Mutual fund investments in NSE-listed companies have surged to a new peak, marking a significant milestone in the financial landscape. In the March quarter of 2024, the holdings of domestic mutual funds in NSE-listed firms reached 8.92%, up from 8.81% in the previous quarter, fueled by substantial net inflows totaling ₹81,539 crore.

    Concurrently, domestic institutional investors (DIIs) saw their stake in NSE-listed companies rise to 16.05%, a slight increase from 15.96%, with net inflows amounting to ₹1.08 lakh crore.

    In contrast, foreign institutional investors (FIIs) experienced a decline, with their share dropping to a 11-year low of 17.68%, down by 51 basis points from the preceding quarter. This shift has led to a narrowing gap between DII and FII holdings, with DIIs now trailing FIIs by just 9.23%.

    The evolving trend suggests a move towards self-reliance in the Indian markets, with DIIs poised to potentially surpass FIIs in the upcoming quarters. The decreasing disparity between FII and DII holdings, reaching an all-time low, indicates a changing dynamic in the investment landscape.

Pranav Haldea, Managing Director of PRIME Database Group, anticipates DIIs overtaking FIIs in the near future, reflecting a significant transformation in the investment scenario in India. This shift underscores the growing influence and confidence of domestic investors in the Indian market ecosystem.


Quick View👀

Reserve Bank of India repurchases government bonds worth  Rs.10,512 crore.

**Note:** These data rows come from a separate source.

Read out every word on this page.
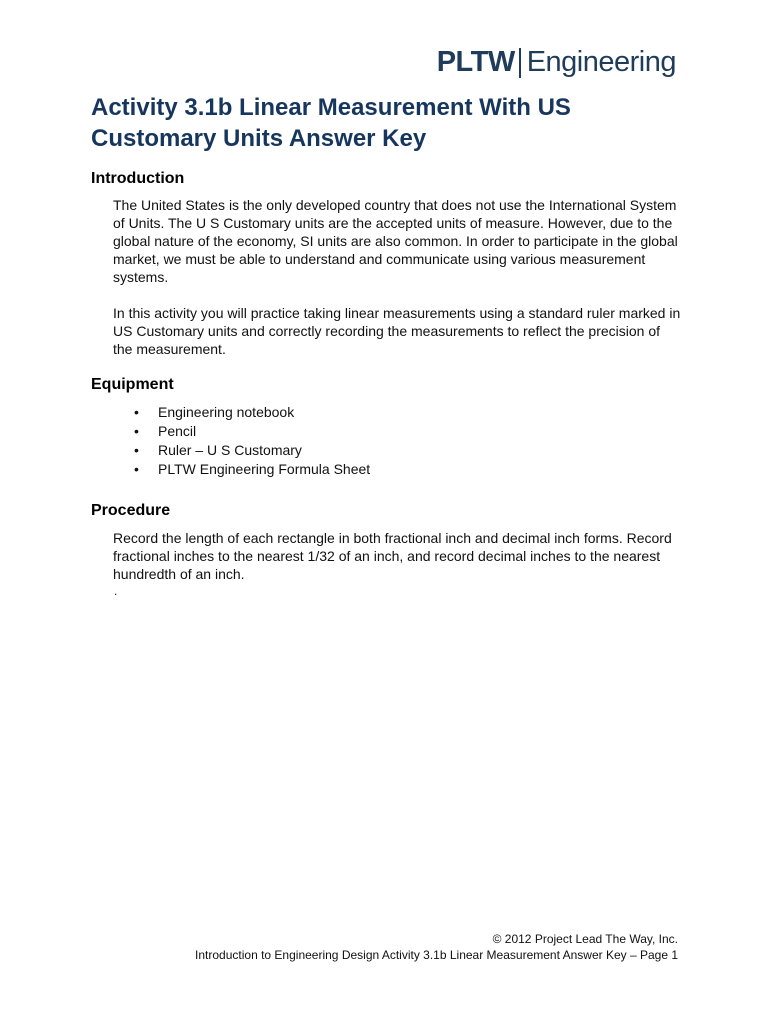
PLTW Engineering
Activity 3.1b Linear Measurement With US Customary Units Answer Key
Introduction

The United States is the only developed country that does not use the International System of Units. The U S Customary units are the accepted units of measure. However, due to the global nature of the economy, SI units are also common. In order to participate in the global market, we must be able to understand and communicate using various measurement systems.

In this activity you will practice taking linear measurements using a standard ruler marked in US Customary units and correctly recording the measurements to reflect the precision of the measurement.

Equipment
• Engineering notebook
• Pencil
• Ruler – U S Customary
• PLTW Engineering Formula Sheet
Procedure

Record the length of each rectangle in both fractional inch and decimal inch forms. Record fractional inches to the nearest 1/32 of an inch, and record decimal inches to the nearest hundredth of an inch.

.
© 2012 Project Lead The Way, Inc.
Introduction to Engineering Design Activity 3.1b Linear Measurement Answer Key – Page 1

Asian Paints announced its Q4 financial results, posting a net profit of Rs 1,257 crore, a 2% rise.

TVS Motor Company's fourth-quarter results showed a 15.14% year-over-year increase in consolidated net profit, reaching Rs.387 crore.

Indian Overseas Bank (IOB) recorded a 24% year-on-year increase in net profit for the fourth quarter of fiscal year 2023, reaching Rs 808 crore.

Punjab National Bank (PNB) Q4 result has announced a remarkable 160% increase in its net profit reaching Rs.3,010.27 crore.

L&T Q4 result has seen a 10% increase in net profit, reaching Rs.4,396 crore, and a 15% rise in revenue.

Tata Power's Q4 results, including a 11% PAT increase at Rs.1,046 crore on higher revenues.

Hero MotoCorp Q4 results, the profit has surged by 18% year-on-year to reach Rs.1,016 crore.

Canara Bank Q4 Results: Profit jumps 18% YoY to Rs.3,757 crore.

Muthoot Finance has raised $650 million through US dollar bonds with a 7.1250% coupon rate and a 3.75 year maturity.